The paper analyzes drivers of gain through cross-model comparisons rather than simple module removal:

Dimension	Key Metric	Observation
Closed vs. Open LMM	T2I·CS Rel. diff ~30.1%	Top closed LMMs significantly outperform open LMMs; the strongest open LMM (InstructBLIP-13b) lags behind the weakest closed LMM (Claude 3 Haiku).
Specialized vs. General	TIFA 45.2 > Open LMM	Specialized metrics like TIFA/VALOR-Eval outperform generic LMMs, highlighting the value of task customization.
Model Scale	Large ≠ Better	For InstructBLIP, larger scale did not yield significant gains, suggesting >10B parameters might not be necessary for evaluation.

Key Findings¶

SCIEval achieves SOTA performance surpassing GPT-4o in 3 hours on 4x RTX 3090s, proving "distilling" faithfulness into CLIP encoders is highly cost-effective.
While a massive gap exists between closed and open LMMs, task-specialized metrics can partially bridge this gap.
Evaluating Sci-T2I is not necessarily harder than Sci-IC for LMM judges. While generating scientific images is harder, LMM performance for evaluation was similar across both tasks.

Highlights & Insights¶

Scalable Hard Negative Generation: Using CLIP+Faiss for semantic neighbors and LMM-based "targeted editing" to generate $\mathrm{diff}$ signals are techniques transferable to any fine-grained alignment task.
"Score with Built-in Reason": Treating explainability as an independent dimension allows the evaluator to provide actionable feedback (e.g., "should be X, not Y"), which is directly useful for model debugging.
Cost-Efficiency as a Core Selling Point: 3 hours training / 4x RTX 3090 / ~$1,200 labeling cost. This demonstrates that "small and specialized" models can outperform "large and general" ones in evaluation scenarios.

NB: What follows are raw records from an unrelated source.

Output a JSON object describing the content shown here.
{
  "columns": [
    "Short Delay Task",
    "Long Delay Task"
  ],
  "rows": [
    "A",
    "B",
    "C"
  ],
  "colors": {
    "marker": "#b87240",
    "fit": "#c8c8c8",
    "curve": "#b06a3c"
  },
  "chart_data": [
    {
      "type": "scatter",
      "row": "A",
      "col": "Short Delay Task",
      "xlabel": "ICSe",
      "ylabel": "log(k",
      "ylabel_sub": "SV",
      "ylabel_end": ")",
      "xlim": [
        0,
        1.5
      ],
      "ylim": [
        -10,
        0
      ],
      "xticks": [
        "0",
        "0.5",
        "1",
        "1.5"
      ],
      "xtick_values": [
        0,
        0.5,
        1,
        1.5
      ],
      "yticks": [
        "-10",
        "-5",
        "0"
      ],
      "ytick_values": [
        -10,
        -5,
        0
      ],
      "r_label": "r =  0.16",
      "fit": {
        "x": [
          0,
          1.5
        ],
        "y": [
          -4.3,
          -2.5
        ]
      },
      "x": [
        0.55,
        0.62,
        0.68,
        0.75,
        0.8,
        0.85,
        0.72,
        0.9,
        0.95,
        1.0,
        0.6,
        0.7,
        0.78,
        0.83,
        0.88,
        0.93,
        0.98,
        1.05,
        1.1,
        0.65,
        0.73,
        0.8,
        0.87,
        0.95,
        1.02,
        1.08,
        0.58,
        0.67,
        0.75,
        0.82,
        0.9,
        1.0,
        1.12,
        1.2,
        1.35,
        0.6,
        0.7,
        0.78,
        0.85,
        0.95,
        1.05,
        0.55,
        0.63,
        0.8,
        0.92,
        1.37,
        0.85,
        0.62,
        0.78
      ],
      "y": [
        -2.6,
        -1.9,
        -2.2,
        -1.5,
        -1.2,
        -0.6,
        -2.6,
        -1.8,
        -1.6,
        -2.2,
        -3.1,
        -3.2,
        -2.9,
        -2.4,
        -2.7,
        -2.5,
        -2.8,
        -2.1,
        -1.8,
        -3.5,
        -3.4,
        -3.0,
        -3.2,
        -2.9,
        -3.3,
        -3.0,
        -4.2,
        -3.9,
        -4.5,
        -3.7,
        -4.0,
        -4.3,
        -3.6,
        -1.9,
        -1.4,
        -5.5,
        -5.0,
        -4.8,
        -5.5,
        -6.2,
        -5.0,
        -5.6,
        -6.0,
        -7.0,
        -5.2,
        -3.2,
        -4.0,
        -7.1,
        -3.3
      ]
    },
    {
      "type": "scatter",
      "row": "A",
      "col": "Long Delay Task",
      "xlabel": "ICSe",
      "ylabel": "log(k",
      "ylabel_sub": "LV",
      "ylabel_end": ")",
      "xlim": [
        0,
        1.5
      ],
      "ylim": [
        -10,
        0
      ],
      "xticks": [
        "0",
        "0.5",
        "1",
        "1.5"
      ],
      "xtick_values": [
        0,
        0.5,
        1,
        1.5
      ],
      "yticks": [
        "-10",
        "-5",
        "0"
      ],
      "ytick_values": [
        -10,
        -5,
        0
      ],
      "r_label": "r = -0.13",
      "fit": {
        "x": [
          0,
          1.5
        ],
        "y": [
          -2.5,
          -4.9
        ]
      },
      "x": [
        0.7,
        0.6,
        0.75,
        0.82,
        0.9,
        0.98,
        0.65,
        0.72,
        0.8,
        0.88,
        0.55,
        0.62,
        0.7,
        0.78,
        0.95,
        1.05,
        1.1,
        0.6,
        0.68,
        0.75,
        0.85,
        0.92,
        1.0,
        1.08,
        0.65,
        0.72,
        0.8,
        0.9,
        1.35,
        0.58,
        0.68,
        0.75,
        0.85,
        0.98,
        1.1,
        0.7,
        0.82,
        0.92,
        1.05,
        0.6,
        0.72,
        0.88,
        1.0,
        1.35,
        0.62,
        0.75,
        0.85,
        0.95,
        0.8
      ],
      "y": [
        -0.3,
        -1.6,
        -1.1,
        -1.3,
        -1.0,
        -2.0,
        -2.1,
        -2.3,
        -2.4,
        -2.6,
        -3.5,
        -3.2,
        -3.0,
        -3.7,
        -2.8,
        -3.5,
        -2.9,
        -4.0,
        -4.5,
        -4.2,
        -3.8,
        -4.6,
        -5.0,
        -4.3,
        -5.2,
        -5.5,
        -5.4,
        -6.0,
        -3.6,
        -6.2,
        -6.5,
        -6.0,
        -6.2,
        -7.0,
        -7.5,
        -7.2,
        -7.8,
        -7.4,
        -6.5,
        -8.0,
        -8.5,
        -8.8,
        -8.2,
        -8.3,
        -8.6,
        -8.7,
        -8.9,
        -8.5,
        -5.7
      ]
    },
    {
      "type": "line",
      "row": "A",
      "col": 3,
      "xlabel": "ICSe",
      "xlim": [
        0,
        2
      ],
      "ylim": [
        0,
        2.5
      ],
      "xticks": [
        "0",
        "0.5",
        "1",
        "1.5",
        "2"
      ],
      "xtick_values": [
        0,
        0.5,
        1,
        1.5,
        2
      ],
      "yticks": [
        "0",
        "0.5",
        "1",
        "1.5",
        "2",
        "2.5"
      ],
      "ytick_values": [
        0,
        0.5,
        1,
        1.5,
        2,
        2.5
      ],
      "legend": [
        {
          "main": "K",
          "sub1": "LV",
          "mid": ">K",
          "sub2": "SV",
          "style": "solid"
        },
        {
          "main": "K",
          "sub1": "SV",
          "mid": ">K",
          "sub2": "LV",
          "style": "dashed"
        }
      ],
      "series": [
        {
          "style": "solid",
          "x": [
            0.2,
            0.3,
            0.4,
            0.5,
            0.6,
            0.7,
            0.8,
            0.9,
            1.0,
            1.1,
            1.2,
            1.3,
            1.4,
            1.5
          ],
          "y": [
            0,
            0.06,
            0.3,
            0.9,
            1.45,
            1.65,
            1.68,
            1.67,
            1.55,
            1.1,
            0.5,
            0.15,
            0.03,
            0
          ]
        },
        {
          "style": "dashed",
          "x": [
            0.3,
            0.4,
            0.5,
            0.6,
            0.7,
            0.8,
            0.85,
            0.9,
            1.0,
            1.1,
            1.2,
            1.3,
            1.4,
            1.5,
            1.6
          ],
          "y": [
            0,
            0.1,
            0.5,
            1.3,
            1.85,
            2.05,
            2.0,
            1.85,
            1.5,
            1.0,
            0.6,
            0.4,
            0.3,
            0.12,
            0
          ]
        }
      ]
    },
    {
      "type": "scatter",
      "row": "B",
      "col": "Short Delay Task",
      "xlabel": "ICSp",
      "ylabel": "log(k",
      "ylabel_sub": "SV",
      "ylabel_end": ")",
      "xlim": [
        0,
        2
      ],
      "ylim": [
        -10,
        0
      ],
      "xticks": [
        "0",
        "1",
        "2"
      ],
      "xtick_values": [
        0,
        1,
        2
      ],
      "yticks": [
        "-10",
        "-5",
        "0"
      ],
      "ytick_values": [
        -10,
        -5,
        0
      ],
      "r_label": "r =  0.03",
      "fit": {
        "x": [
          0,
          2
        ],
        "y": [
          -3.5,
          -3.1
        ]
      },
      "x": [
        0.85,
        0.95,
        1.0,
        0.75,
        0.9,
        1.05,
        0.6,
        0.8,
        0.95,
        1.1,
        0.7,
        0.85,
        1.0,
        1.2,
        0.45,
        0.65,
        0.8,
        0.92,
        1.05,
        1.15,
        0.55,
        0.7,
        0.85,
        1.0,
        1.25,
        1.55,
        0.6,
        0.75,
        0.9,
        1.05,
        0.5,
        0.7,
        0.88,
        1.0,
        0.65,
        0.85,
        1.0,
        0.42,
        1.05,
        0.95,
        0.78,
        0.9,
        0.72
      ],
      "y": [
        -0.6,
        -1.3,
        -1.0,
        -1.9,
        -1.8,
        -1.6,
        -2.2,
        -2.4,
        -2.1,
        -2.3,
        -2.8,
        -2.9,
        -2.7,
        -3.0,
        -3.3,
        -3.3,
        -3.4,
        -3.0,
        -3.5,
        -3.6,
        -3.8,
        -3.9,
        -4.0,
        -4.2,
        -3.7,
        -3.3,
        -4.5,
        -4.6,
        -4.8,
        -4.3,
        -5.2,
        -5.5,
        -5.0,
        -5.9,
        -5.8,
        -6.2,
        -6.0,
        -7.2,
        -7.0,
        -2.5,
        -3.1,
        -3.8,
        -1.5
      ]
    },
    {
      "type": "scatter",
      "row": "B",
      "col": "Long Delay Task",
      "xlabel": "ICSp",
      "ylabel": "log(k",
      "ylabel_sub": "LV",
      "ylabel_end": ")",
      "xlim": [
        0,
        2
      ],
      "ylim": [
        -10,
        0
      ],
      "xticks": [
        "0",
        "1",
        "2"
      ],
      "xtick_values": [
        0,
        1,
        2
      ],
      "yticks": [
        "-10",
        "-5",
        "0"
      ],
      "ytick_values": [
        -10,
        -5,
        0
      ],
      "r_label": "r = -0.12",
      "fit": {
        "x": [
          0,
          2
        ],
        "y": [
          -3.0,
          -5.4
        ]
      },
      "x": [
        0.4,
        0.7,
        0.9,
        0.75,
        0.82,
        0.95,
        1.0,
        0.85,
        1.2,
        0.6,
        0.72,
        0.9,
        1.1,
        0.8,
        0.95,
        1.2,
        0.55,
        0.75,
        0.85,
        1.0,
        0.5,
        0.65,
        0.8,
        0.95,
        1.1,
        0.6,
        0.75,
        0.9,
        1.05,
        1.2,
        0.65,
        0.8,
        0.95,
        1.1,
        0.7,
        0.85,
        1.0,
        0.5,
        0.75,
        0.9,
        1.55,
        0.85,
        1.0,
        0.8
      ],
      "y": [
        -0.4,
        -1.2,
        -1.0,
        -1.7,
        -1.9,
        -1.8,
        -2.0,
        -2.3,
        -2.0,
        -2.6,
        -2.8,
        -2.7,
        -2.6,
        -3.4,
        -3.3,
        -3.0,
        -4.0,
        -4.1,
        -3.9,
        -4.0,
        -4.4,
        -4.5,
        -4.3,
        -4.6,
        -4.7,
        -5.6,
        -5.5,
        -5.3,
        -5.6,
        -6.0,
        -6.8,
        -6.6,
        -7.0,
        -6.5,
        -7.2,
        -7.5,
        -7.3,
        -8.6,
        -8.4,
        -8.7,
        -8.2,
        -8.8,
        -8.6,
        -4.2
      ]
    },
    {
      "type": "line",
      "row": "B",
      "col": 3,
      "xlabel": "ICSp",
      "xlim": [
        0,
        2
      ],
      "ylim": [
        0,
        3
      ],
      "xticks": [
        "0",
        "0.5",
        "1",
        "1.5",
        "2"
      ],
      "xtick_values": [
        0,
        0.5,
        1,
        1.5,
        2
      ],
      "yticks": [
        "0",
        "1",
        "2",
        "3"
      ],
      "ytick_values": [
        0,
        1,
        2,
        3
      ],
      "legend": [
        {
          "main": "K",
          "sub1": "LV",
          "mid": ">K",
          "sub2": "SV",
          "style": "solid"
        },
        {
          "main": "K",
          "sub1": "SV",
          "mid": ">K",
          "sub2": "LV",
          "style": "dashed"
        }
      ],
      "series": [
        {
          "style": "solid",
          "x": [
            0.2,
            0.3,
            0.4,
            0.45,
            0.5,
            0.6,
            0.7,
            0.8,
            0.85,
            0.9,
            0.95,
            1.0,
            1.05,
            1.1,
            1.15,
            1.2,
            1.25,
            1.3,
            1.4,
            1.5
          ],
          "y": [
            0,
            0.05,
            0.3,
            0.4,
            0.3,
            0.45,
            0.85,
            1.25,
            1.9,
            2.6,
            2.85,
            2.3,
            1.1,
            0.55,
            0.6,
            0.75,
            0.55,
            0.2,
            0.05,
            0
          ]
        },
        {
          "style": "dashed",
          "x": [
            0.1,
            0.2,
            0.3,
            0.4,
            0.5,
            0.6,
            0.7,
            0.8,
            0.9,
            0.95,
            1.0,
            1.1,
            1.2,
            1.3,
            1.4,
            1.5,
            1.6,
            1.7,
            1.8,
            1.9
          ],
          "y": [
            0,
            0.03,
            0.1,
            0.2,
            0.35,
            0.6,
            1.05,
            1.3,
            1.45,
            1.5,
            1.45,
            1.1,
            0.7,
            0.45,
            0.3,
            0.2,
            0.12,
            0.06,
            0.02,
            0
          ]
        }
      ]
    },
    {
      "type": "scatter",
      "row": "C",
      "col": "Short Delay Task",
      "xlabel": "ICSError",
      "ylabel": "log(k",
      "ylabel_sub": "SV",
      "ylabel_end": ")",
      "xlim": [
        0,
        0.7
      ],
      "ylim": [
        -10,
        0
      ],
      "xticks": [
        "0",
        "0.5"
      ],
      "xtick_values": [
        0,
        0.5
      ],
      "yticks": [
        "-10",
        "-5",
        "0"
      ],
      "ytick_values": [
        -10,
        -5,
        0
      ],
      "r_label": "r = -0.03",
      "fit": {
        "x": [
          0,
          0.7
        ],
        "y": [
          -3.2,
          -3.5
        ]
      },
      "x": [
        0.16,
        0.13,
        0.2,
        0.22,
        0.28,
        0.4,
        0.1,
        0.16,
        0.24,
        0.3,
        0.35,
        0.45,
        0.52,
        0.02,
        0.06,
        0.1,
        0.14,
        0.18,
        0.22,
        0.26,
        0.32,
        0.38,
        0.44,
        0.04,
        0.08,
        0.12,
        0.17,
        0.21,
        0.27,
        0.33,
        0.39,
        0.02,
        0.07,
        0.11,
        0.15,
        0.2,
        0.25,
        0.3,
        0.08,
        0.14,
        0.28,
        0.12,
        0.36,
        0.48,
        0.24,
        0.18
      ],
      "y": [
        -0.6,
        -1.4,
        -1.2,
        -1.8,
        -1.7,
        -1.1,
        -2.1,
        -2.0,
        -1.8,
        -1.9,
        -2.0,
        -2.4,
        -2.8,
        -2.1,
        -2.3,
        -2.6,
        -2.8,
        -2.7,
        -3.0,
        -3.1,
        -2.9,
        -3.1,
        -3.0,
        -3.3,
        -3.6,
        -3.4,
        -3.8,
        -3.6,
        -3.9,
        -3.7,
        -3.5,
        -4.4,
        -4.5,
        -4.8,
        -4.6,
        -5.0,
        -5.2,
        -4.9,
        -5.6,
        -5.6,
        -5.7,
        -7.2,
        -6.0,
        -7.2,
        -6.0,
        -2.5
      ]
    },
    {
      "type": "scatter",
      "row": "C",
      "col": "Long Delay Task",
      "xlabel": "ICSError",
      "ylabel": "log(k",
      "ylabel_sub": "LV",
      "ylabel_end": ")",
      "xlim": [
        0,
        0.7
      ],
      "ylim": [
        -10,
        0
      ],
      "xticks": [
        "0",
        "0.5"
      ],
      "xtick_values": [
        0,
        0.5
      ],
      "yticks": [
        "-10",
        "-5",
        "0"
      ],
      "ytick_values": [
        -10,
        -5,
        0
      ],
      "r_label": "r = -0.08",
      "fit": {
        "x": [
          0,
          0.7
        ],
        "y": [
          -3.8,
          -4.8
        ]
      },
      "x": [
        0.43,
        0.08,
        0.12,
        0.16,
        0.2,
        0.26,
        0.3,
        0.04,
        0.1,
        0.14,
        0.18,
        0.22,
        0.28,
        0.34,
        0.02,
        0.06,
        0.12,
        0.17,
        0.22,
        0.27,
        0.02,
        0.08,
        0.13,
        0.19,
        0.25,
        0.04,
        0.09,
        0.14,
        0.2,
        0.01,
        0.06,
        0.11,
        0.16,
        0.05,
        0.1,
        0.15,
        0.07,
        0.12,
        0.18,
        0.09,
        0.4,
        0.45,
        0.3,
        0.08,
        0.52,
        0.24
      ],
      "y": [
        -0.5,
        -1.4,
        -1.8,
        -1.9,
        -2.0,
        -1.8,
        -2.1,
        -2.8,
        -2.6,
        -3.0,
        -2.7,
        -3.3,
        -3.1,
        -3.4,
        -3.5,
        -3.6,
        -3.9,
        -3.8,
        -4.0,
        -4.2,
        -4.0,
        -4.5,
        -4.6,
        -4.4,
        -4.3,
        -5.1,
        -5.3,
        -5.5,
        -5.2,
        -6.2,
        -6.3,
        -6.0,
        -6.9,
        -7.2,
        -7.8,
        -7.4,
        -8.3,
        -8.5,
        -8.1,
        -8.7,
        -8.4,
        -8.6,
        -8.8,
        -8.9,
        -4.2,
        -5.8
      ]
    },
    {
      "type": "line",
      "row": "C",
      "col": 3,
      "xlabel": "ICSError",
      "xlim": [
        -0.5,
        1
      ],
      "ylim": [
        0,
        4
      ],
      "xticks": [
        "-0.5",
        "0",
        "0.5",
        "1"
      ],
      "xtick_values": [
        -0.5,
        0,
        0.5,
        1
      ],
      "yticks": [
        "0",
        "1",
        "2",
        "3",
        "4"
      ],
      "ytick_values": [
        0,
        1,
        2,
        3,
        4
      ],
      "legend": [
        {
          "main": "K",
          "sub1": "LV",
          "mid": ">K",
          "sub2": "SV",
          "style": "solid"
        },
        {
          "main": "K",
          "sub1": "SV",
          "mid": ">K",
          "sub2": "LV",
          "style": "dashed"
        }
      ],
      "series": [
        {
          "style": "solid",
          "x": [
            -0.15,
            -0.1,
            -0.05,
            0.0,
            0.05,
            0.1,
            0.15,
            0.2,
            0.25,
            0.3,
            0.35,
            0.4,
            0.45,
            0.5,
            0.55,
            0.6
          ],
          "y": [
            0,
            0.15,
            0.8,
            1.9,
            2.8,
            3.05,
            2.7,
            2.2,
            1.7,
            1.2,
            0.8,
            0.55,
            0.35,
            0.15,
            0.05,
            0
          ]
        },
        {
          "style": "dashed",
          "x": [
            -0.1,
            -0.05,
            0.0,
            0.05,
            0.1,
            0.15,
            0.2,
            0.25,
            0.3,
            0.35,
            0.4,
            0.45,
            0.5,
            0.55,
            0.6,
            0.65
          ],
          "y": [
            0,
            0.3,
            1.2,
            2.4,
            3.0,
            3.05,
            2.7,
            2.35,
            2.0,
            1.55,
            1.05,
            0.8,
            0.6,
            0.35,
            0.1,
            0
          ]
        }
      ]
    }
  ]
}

Limitations & Future Work¶

The benchmark samples are derived from 600 gold pairs with only 3 CS PhD annotators; the "General" category is a mixture of fields, potentially lacking depth in biology or physics.
SCIEval is CLIP-based, inheriting CLIP's limits in perceiving extremely fine scientific symbols (e.g., complex formulas or specific axis labels).
Accuracy negative generation depends on the SEED-X editor; quality issues in edited images may introduce noise. Structured reasoning templates may also limit generalization to open-ended scientific errors.

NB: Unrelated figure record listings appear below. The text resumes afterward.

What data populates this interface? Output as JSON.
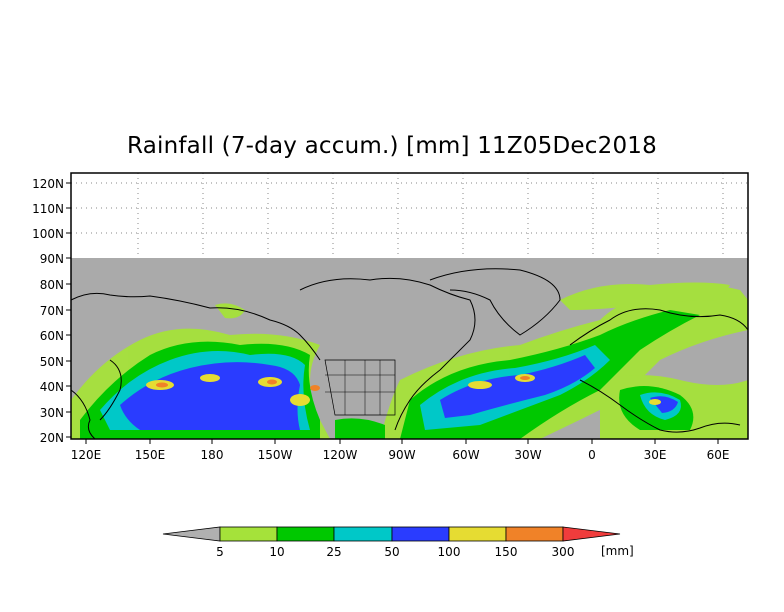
{
  "title": "Rainfall (7-day accum.) [mm] 11Z05Dec2018",
  "lat_labels": [
    "120N",
    "110N",
    "100N",
    "90N",
    "80N",
    "70N",
    "60N",
    "50N",
    "40N",
    "30N",
    "20N"
  ],
  "lon_labels": [
    "120E",
    "150E",
    "180",
    "150W",
    "120W",
    "90W",
    "60W",
    "30W",
    "0",
    "30E",
    "60E"
  ],
  "colorbar": {
    "labels": [
      "5",
      "10",
      "25",
      "50",
      "100",
      "150",
      "300"
    ],
    "unit": "[mm]",
    "colors": [
      "#b0b0b0",
      "#a5e23a",
      "#00c800",
      "#00c8c8",
      "#2a3cff",
      "#e6dc32",
      "#f08228",
      "#f03c3c"
    ]
  },
  "colors": {
    "land_nodata": "#aaaaaa",
    "coast": "#000000"
  }
}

vs. TIFA / VALOR-Eval: These target only one task (T2I or IC), are built for natural images, and lack explanations. SCIEval provides a unified framework for both, focused on scientific data with explainable scores.
vs. Generic LMM Judges (GPT-4o): While general LMMs have broad capabilities, they are expensive, black-box, and show lower human correlation. SCIEval distills this into a lightweight, high-correlation alternative.
vs. CLIPScore / BLIP2Score: These rely on one-shot alignment similarity and are insensitive to scientific nuances. SCIEval explicitly trains for fine-grained discrimination using hard negatives.

Rating¶

Novelty: ⭐⭐⭐⭐ First faithfulness metric for scientific images covering both T2I/IC with built-in reasoning; innovative 3D decomposition and negative construction.
Experimental Thoroughness: ⭐⭐⭐⭐ Compared against 24 methods across two tasks and two domains; human and LMM-based evaluation of reasoning quality.
Writing Quality: ⭐⭐⭐⭐ Clear motivation and decomposition; helpful diagrams for data construction and training.
Value: ⭐⭐⭐⭐ A low-cost, explainable scientific image evaluator and a 6,000-sample benchmark serve as practical infrastructure for the field.